I Je sais que lui aime bien lire et peut-être le fait que sa fille lise beaucoup. Audrey, ma dit que sa maman n'aimait pas trop lire. Je ne sais pas le rapport........ je ne sais pas.

E Pour revenir à Audrey, qu'est ce qui fait que ça marche pour elle?

I Je crois qu'elle est très très motivée. Et elle a envie et je pense que quand un enfant a envie normalement, je ne sais pas mais...

E Tu penses que Audrey est une enfant qui est motivée?

I Oui.

E Et qu'est ce qui la motive d'après toi?

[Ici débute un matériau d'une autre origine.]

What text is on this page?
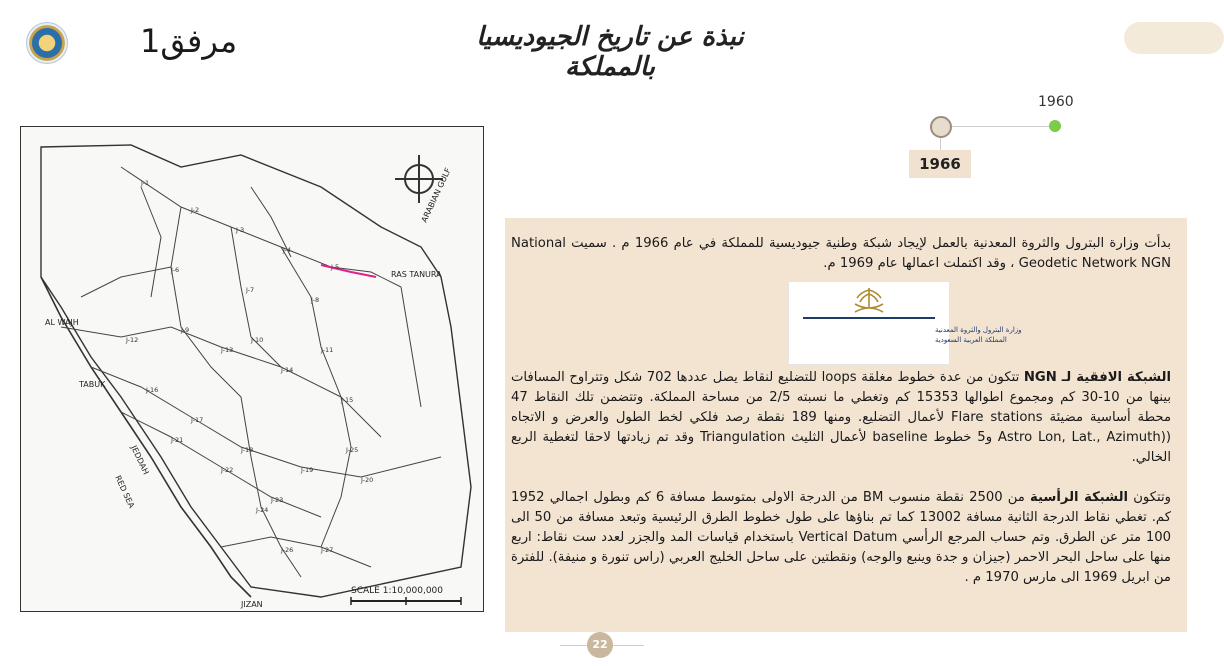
مرفق1	نبذة عن تاريخ الجيوديسيا بالمملكة
ARABIAN GULF
RED SEA
AL WAJH
TABUK
JEDDAH
JIZAN
RAS TANURA
SCALE 1:10,000,000
J-1
J-2
J-3
J-4
J-5
J-6
J-7
J-8
J-9
J-10
J-11
J-12
J-13
J-14
J-15
J-16
J-17
J-18
J-19
J-20
J-21
J-22
J-23
J-24
J-25
J-26	J-27
1960
1966
بدأت وزارة البترول والثروة المعدنية بالعمل لإيجاد شبكة وطنية جيوديسية للمملكة في عام 1966 م . سميت National Geodetic Network NGN ، وقد اكتملت اعمالها عام 1969 م.
وزارة البترول والثروة المعدنية
المملكة العربية السعودية
الشبكة الافقية لـ NGN تتكون من عدة خطوط مغلقة loops للتضليع لنقاط يصل عددها 702 شكل وتتراوح المسافات بينها من 10-30 كم ومجموع اطوالها 15353 كم وتغطي ما نسبته 2/5 من مساحة المملكة. وتتضمن تلك النقاط 47 محطة أساسية مضيئة Flare stations لأعمال التضليع. ومنها 189 نقطة رصد فلكي لخط الطول والعرض و الاتجاه ((Astro Lon, Lat., Azimuth و5 خطوط baseline لأعمال الثليث Triangulation وقد تم زيادتها لاحقا لتغطية الربع الخالي.
وتتكون الشبكة الرأسية من 2500 نقطة منسوب BM من الدرجة الاولى بمتوسط مسافة 6 كم وبطول اجمالي 1952 كم. تغطي نقاط الدرجة الثانية مسافة 13002 كما تم بناؤها على طول خطوط الطرق الرئيسية وتبعد مسافة من 50 الى 100 متر عن الطرق. وتم حساب المرجع الرأسي Vertical Datum باستخدام قياسات المد والجزر لعدد ست نقاط: اربع منها على ساحل البحر الاحمر (جيزان و جدة وينبع والوجه) ونقطتين على ساحل الخليج العربي (راس تنورة و منيفة). للفترة من ابريل 1969 الى مارس 1970 م .
22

I je ne sais pas....... Elle voit son papa lire. Elle est intéressé par les livres. Par exemple, pour les CE2, j'avais installé un petit système de présentation de livres le mois dernier. Alors, en fait, ils avaient chacun un livre à prendre et il le présentait le matin. Ca durait 5 à 10 minutes à l'ensemble de la classe. En fait , les CP n'ont pas ce travail. Ils ont écouté chaque fois la présentation du livre. En fait, je me suis aperçu avec la jeune femme qui s'occupe de la B C D que les CP reprenaient les livres que les CE2 avaient présentés. Donc je vois bien qu'il y a un intérêt et Audrey me dit, je les ai relus ou je les relisais avec papa.

E Oui, penses-tu qu'il y a donc un soutien familial.

I Oui Oui

E la famille d'Audrey participe-t-elle à la vie de l'école ?

I le papa nous a accompagnés plusieurs fois en sortie scolaire. Autrement je ne vois pas. Dès que je lui demande et s'il est disponible, il est présent.